We have investigated functional and morphological changes occurring in the wall of the hypercholesterolemic rabbit ciliary artery. A mutant rabbit with hypercholesterolemia and atherosclerosis was created by serial breeding. Ciliary arteries from hypercholesterolemic, age-matched control and young control rabbits' eyes were mounted in a myograph system. The effects of phenylephrine (PE), carbachol and electrical field stimulation on this artery were investigated using isometric tension recording methods. The arteries were also examined morphologically. PE caused dose-dependent contraction in young control, age-matched control and hypercholesterolemic rabbits. The EC(50) values were 1.0 microm (0.2-2.1, n = 6), 1.4 microm (0.4-2.4, n = 6) and 4.7 microm (1.8-7.7, n = 8) in the young, age-matched controls and in the Kurosawa and Kusanagi-hypercholesterolemic (KHC) rabbits, respectively. The EC(50) values of the KHC rabbit were significantly different from those of control. Electrical field stimulation evoked contraction only in the control rabbits. On the other hand, electrical field stimulation evoked relaxation when the ciliary artery was pre-contracted by 10 microm histamine in each type of rabbit equally. Carbachol also induced approximately equal dose-dependent relaxation after pre-contraction. The morphological findings of KHC rabbit ciliary artery revealed irregular contours on the internal elastic lamina and deformation of the shape of the medial smooth muscle cells with irregularity in size and widening of the intercellular spaces. However, the endothelial cells were well preserved. Compared with the ciliary artery, typical atherosclerotic changes existed in the intima, not the media, in the KHC rabbit aorta. In the hypercholesterolemic rabbit ciliary artery, the vasoconstricting function was reduced but vasodilatation was well preserved. Morphological findings supported this. The pharmacological vascular reactivity in the hypercholesterolemic rabbit ciliary artery is quite different from that of the large arteries.

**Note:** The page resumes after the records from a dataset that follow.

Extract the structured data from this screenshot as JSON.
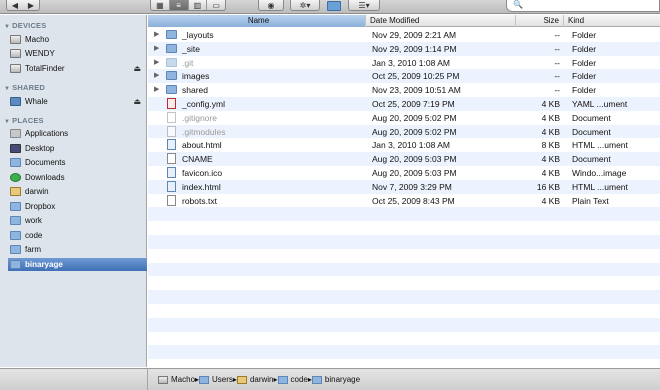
{
  "toolbar": {
    "back_icon": "back-arrow-icon",
    "forward_icon": "forward-arrow-icon",
    "view_modes": [
      "icon-view",
      "list-view",
      "column-view",
      "cover-flow-view"
    ],
    "active_view": "list-view",
    "search_placeholder": "",
    "search_icon": "🔍"
  },
  "sidebar": {
    "devices_label": "DEVICES",
    "devices": [
      {
        "label": "Macho",
        "icon": "drive-icon"
      },
      {
        "label": "WENDY",
        "icon": "drive-icon"
      },
      {
        "label": "TotalFinder",
        "icon": "drive-icon",
        "eject": true
      }
    ],
    "shared_label": "SHARED",
    "shared": [
      {
        "label": "Whale",
        "icon": "network-icon",
        "eject": true
      }
    ],
    "places_label": "PLACES",
    "places": [
      {
        "label": "Applications",
        "icon": "applications-icon"
      },
      {
        "label": "Desktop",
        "icon": "desktop-icon"
      },
      {
        "label": "Documents",
        "icon": "folder-icon"
      },
      {
        "label": "Downloads",
        "icon": "downloads-icon"
      },
      {
        "label": "darwin",
        "icon": "home-icon"
      },
      {
        "label": "Dropbox",
        "icon": "folder-icon"
      },
      {
        "label": "work",
        "icon": "folder-icon"
      },
      {
        "label": "code",
        "icon": "folder-icon"
      },
      {
        "label": "farm",
        "icon": "folder-icon"
      },
      {
        "label": "binaryage",
        "icon": "folder-icon",
        "selected": true
      }
    ]
  },
  "columns": {
    "name": "Name",
    "date": "Date Modified",
    "size": "Size",
    "kind": "Kind"
  },
  "files": [
    {
      "name": "_layouts",
      "date": "Nov 29, 2009 2:21 AM",
      "size": "--",
      "kind": "Folder",
      "type": "folder",
      "expandable": true
    },
    {
      "name": "_site",
      "date": "Nov 29, 2009 1:14 PM",
      "size": "--",
      "kind": "Folder",
      "type": "folder",
      "expandable": true
    },
    {
      "name": ".git",
      "date": "Jan 3, 2010 1:08 AM",
      "size": "--",
      "kind": "Folder",
      "type": "folder",
      "expandable": true,
      "hidden": true
    },
    {
      "name": "images",
      "date": "Oct 25, 2009 10:25 PM",
      "size": "--",
      "kind": "Folder",
      "type": "folder",
      "expandable": true
    },
    {
      "name": "shared",
      "date": "Nov 23, 2009 10:51 AM",
      "size": "--",
      "kind": "Folder",
      "type": "folder",
      "expandable": true
    },
    {
      "name": "_config.yml",
      "date": "Oct 25, 2009 7:19 PM",
      "size": "4 KB",
      "kind": "YAML ...ument",
      "type": "yaml"
    },
    {
      "name": ".gitignore",
      "date": "Aug 20, 2009 5:02 PM",
      "size": "4 KB",
      "kind": "Document",
      "type": "doc",
      "hidden": true
    },
    {
      "name": ".gitmodules",
      "date": "Aug 20, 2009 5:02 PM",
      "size": "4 KB",
      "kind": "Document",
      "type": "doc",
      "hidden": true
    },
    {
      "name": "about.html",
      "date": "Jan 3, 2010 1:08 AM",
      "size": "8 KB",
      "kind": "HTML ...ument",
      "type": "html"
    },
    {
      "name": "CNAME",
      "date": "Aug 20, 2009 5:03 PM",
      "size": "4 KB",
      "kind": "Document",
      "type": "doc"
    },
    {
      "name": "favicon.ico",
      "date": "Aug 20, 2009 5:03 PM",
      "size": "4 KB",
      "kind": "Windo...image",
      "type": "html"
    },
    {
      "name": "index.html",
      "date": "Nov 7, 2009 3:29 PM",
      "size": "16 KB",
      "kind": "HTML ...ument",
      "type": "html"
    },
    {
      "name": "robots.txt",
      "date": "Oct 25, 2009 8:43 PM",
      "size": "4 KB",
      "kind": "Plain Text",
      "type": "doc"
    }
  ],
  "pathbar": [
    "Macho",
    "Users",
    "darwin",
    "code",
    "binaryage"
  ],
  "colors": {
    "sidebar_bg": "#dde4eb",
    "selection": "#3f6fb5",
    "alt_row": "#edf3fe"
  }
}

Pharmacological effects of latanoprost, prostaglandin E2, and F2alpha on isolated rabbit ciliary artery.

BACKGROUND: Latanoprost is a prostaglandin (PG)F2alpha analogue widely recognized in the treatment of glaucoma. To investigate the action of this drug on the ocular circulation, we have studied its effects on isolated rabbit ciliary artery. The data obtained on this drug are compared with the data from PGE2 and PGF2alpha. METHODS: Under the microscope, ciliary artery specimens were prepared from rabbit eyes and mounted in a myograph system. The effects of latanoprost, PGE2, and PGF2alpha on the isolated rabbit ciliary artery were investigated in vitro using isometric tension recording methods. RESULTS: Exogenously applied PGF2alpha, but not latanoprost, evoked contraction in the rabbit ciliary artery. After precontraction with excess-[K]0 solution, latanoprost evoked relaxation dose-dependently. Latanoprost at a concentration of 100 microM induced maximum relaxation, which was not blocked by 10 microM L-nitro-L-arginine methylester (L-NAME), 1 microM 8-37 calcitonin gene-related peptide (CGRP) or 10 microM indomethacin. Moreover, latanoprost induced relaxation even in preparations without endothelium. The maximum relaxation obtained with PGE2 was somewhat less than 50% of that with latanoprost. CONCLUSIONS: These results indicate that latanoprost and PGE2 relaxed rabbit ciliary artery to different degrees. The relaxation provoked by latanoprost was not dependent on endothelium and was not caused by intrinsic PG, CGRP or nitric oxide. The mechanism of this relaxation is not yet clear.